El competidor de Unilever, Procter & Gamble, supo antes de que Unilever sacase el producto al mercado que el mismo era defectuoso. Ellos mismos habían intentado años atrás hacer que esa fórmula pudiese ser comercializada, y habían desistido. Al conocer que Unilever intentaría sacar al mercado el producto, con el nombre de Powder, se dirigió a su competidor para que desistiese de su intención, por miedo a que este lanzamiento dañase la imagen de todo el sector de los detergentes.
Sin embargo Unilever no se convenció con las advertencias de Procter & Gamble, sino que pensó quizá que trataba de impedir un lanzamiento de un producto que le perjudicaba comercialmente.
Lanzado el powder, las quejas no tardaron en oírse. ¡Las advertencias de Procter & Gamble eran ciertas y el producto perjudicaba algunos tejidos! Mientras tanto Procter & Gamble y Unilever se enzarzaron en un toma y daca de pleitos de todo tipo, a causa del nuevo producto.
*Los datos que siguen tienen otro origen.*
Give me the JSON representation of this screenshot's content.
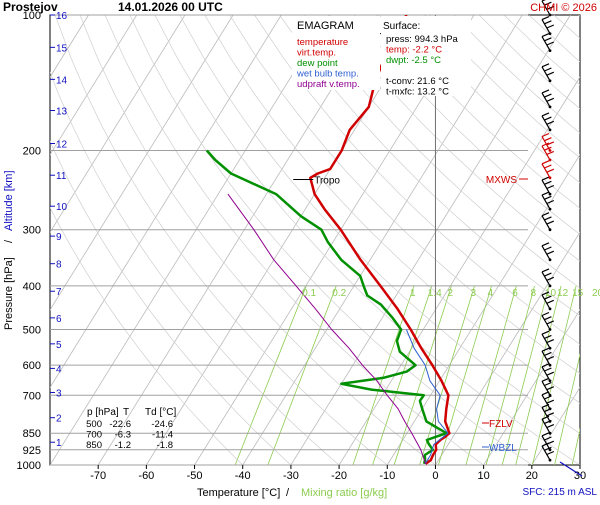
{
  "header": {
    "station": "Prostejov",
    "datetime": "14.01.2026 00 UTC",
    "copyright": "CHMI © 2026"
  },
  "legend": {
    "title": "EMAGRAM",
    "items": [
      {
        "label": "temperature",
        "color": "#d00000"
      },
      {
        "label": "virt.temp.",
        "color": "#d00000"
      },
      {
        "label": "dew point",
        "color": "#009000"
      },
      {
        "label": "wet bulb temp.",
        "color": "#3060d0"
      },
      {
        "label": "udpraft v.temp.",
        "color": "#900090"
      }
    ]
  },
  "surface": {
    "title": "Surface:",
    "rows": [
      {
        "text": "press: 994.3 hPa",
        "color": "#000000"
      },
      {
        "text": "temp: -2.2 °C",
        "color": "#d00000"
      },
      {
        "text": "dwpt: -2.5 °C",
        "color": "#009000"
      },
      {
        "text": "",
        "color": "#000000"
      },
      {
        "text": "t-conv: 21.6 °C",
        "color": "#000000"
      },
      {
        "text": "t-mxfc: 13.2 °C",
        "color": "#000000"
      }
    ]
  },
  "table": {
    "headers": [
      "p [hPa]",
      "T",
      "Td [°C]"
    ],
    "rows": [
      [
        "500",
        "-22.6",
        "-24.6"
      ],
      [
        "700",
        "-6.3",
        "-11.4"
      ],
      [
        "850",
        "-1.2",
        "-1.8"
      ]
    ]
  },
  "annotations": {
    "tropo_label": "Tropo",
    "mxws": "MXWS",
    "fzlv": "FZLV",
    "wbzl": "WBZL",
    "sfc": "SFC: 215 m ASL"
  },
  "colors": {
    "temperature": "#d00000",
    "dewpoint": "#009000",
    "wetbulb": "#3060d0",
    "updraft": "#900090",
    "mixing": "#8ccc50",
    "altitude": "#1010c0",
    "grid": "#a0a0a0"
  },
  "chart_data": {
    "type": "line",
    "xlabel": "Temperature [°C]",
    "xlabel_sep": "/",
    "xlabel2": "Mixing ratio [g/kg]",
    "ylabel": "Pressure [hPa]",
    "ylabel_sep": "/",
    "ylabel2": "Altitude [km]",
    "log_pressure_axis": true,
    "xlim": [
      -80,
      30
    ],
    "ylim": [
      1000,
      100
    ],
    "x_ticks": [
      -70,
      -60,
      -50,
      -40,
      -30,
      -20,
      -10,
      0,
      10,
      20,
      30
    ],
    "pressure_ticks": [
      100,
      200,
      300,
      400,
      500,
      600,
      700,
      850,
      925,
      1000
    ],
    "skew_deg_per_decade": 58,
    "altitude_ticks": [
      {
        "label": "1",
        "p": 890
      },
      {
        "label": "2",
        "p": 785
      },
      {
        "label": "3",
        "p": 690
      },
      {
        "label": "4",
        "p": 610
      },
      {
        "label": "5",
        "p": 538
      },
      {
        "label": "6",
        "p": 471
      },
      {
        "label": "7",
        "p": 411
      },
      {
        "label": "8",
        "p": 357
      },
      {
        "label": "9",
        "p": 310
      },
      {
        "label": "10",
        "p": 266
      },
      {
        "label": "11",
        "p": 227
      },
      {
        "label": "12",
        "p": 193
      },
      {
        "label": "13",
        "p": 163
      },
      {
        "label": "14",
        "p": 139
      },
      {
        "label": "15",
        "p": 118
      },
      {
        "label": "16",
        "p": 100
      }
    ],
    "mixing_ratio_labels": [
      "0.1",
      "0.2",
      "1",
      "1.4",
      "2",
      "3",
      "4",
      "6",
      "8",
      "10",
      "12",
      "15",
      "20",
      "25"
    ],
    "series": [
      {
        "name": "temperature",
        "color": "#d00000",
        "points": [
          [
            994,
            -2.2
          ],
          [
            975,
            -1.6
          ],
          [
            950,
            -1.8
          ],
          [
            925,
            -1.8
          ],
          [
            900,
            -2.6
          ],
          [
            880,
            -2.2
          ],
          [
            865,
            -1.6
          ],
          [
            850,
            -1.2
          ],
          [
            800,
            -3.6
          ],
          [
            750,
            -5.0
          ],
          [
            700,
            -6.3
          ],
          [
            650,
            -9.6
          ],
          [
            600,
            -13.5
          ],
          [
            550,
            -18.0
          ],
          [
            500,
            -22.6
          ],
          [
            450,
            -28.0
          ],
          [
            400,
            -34.5
          ],
          [
            350,
            -42.0
          ],
          [
            300,
            -50.0
          ],
          [
            270,
            -56.0
          ],
          [
            250,
            -60.0
          ],
          [
            230,
            -63.0
          ],
          [
            225,
            -62.0
          ],
          [
            220,
            -60.0
          ],
          [
            200,
            -60.0
          ],
          [
            180,
            -61.0
          ],
          [
            160,
            -60.0
          ],
          [
            140,
            -62.0
          ],
          [
            125,
            -63.0
          ],
          [
            110,
            -64.0
          ],
          [
            100,
            -64.0
          ]
        ]
      },
      {
        "name": "dew point",
        "color": "#009000",
        "points": [
          [
            994,
            -2.5
          ],
          [
            975,
            -2.8
          ],
          [
            950,
            -3.5
          ],
          [
            925,
            -2.5
          ],
          [
            900,
            -4.0
          ],
          [
            880,
            -5.0
          ],
          [
            865,
            -3.5
          ],
          [
            850,
            -1.8
          ],
          [
            800,
            -7.5
          ],
          [
            750,
            -10.0
          ],
          [
            720,
            -11.5
          ],
          [
            700,
            -11.4
          ],
          [
            680,
            -23.0
          ],
          [
            660,
            -30.0
          ],
          [
            640,
            -22.0
          ],
          [
            620,
            -18.0
          ],
          [
            600,
            -17.0
          ],
          [
            560,
            -22.0
          ],
          [
            530,
            -24.0
          ],
          [
            500,
            -24.6
          ],
          [
            470,
            -28.0
          ],
          [
            440,
            -32.0
          ],
          [
            420,
            -36.0
          ],
          [
            400,
            -38.0
          ],
          [
            380,
            -40.0
          ],
          [
            350,
            -46.0
          ],
          [
            320,
            -51.0
          ],
          [
            300,
            -54.0
          ],
          [
            280,
            -60.0
          ],
          [
            250,
            -68.0
          ],
          [
            225,
            -80.0
          ],
          [
            210,
            -85.0
          ],
          [
            200,
            -88.0
          ]
        ]
      },
      {
        "name": "wet bulb temp.",
        "color": "#3060d0",
        "points": [
          [
            994,
            -2.3
          ],
          [
            950,
            -2.3
          ],
          [
            900,
            -3.0
          ],
          [
            850,
            -1.5
          ],
          [
            800,
            -5.0
          ],
          [
            750,
            -7.0
          ],
          [
            700,
            -8.0
          ],
          [
            650,
            -12.0
          ],
          [
            600,
            -15.0
          ],
          [
            550,
            -19.5
          ],
          [
            500,
            -23.5
          ]
        ]
      },
      {
        "name": "udpraft v.temp.",
        "color": "#900090",
        "points": [
          [
            994,
            -2.2
          ],
          [
            925,
            -5.0
          ],
          [
            850,
            -9.0
          ],
          [
            800,
            -12.0
          ],
          [
            750,
            -15.0
          ],
          [
            700,
            -19.0
          ],
          [
            650,
            -23.0
          ],
          [
            600,
            -28.0
          ],
          [
            550,
            -33.0
          ],
          [
            500,
            -39.0
          ],
          [
            450,
            -45.0
          ],
          [
            400,
            -52.0
          ],
          [
            350,
            -60.0
          ],
          [
            300,
            -68.0
          ],
          [
            250,
            -78.0
          ]
        ]
      }
    ],
    "tropopause_levels": [
      110,
      232
    ]
  }
}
Sin embargo, la metedura de pata de Unilever era evidente: Unilever había anunciado que el nuevo producto era adecuado para todo tipo de tejidos. Rápidamente Unilever se vio obligada a rebajar la carga de cristales de magnesio en el producto, aunque no lo retiró del mercado. Entonces Unilever anunció que el powder en realidad era un producto para bajas temperaturas y ropa blanca.
Tras todo ello, la imagen pública de Procter & Gamble y de Unilever se resintió seriamente, puesto que a efectos del mercado habían entrado en una guerra casi de verduleras. Y los consumidores miraron con recelo las propiedades milagrosas de los detergentes.
¿Precipitación? ¿Chapucería? Sea lo que sea, nadie ganó con este lanzamiento de un producto milagroso.

El día que una cadena de hamburguesas bajó los precios

McDonald's lanzó una campaña con el nombre de Campaña 55, que consistía en que si un cliente pagaba unas patatas fritas y una bebida a precios normales, podía comprar cualquier producto del menú por tan sólo 55 centavos. La oferta era atractiva, si tenemos en cuenta que en aquella época un Big Mac costaba 1,9 dólares.
Sin embargo, los clientes de McDonald's interpretaron que la hamburguesería bajaba el precio de las hamburguesas pero que al mismo tiempo subía el precio de las patatas y de las bebidas, lo cual en el caso de muchos franquiciados fue cierto. Y algunos también llegaron a pensar que en realidad McDonald's había rebajado la calidad de las hamburguesas.
Los consumidores por otra parte, ante la avalancha de ofertas que otras cadenas ya habían hecho, no valoraron como una gran oferta la oferta de McDonald's.
Por lo tanto, ni las ventas de McDonald's se incrementaron, ni la iniciativa fue calurosamente acogida por muchos franquiciados.
La conclusión fue que la Campaña 55 tuvo que ser rápidamente retirada.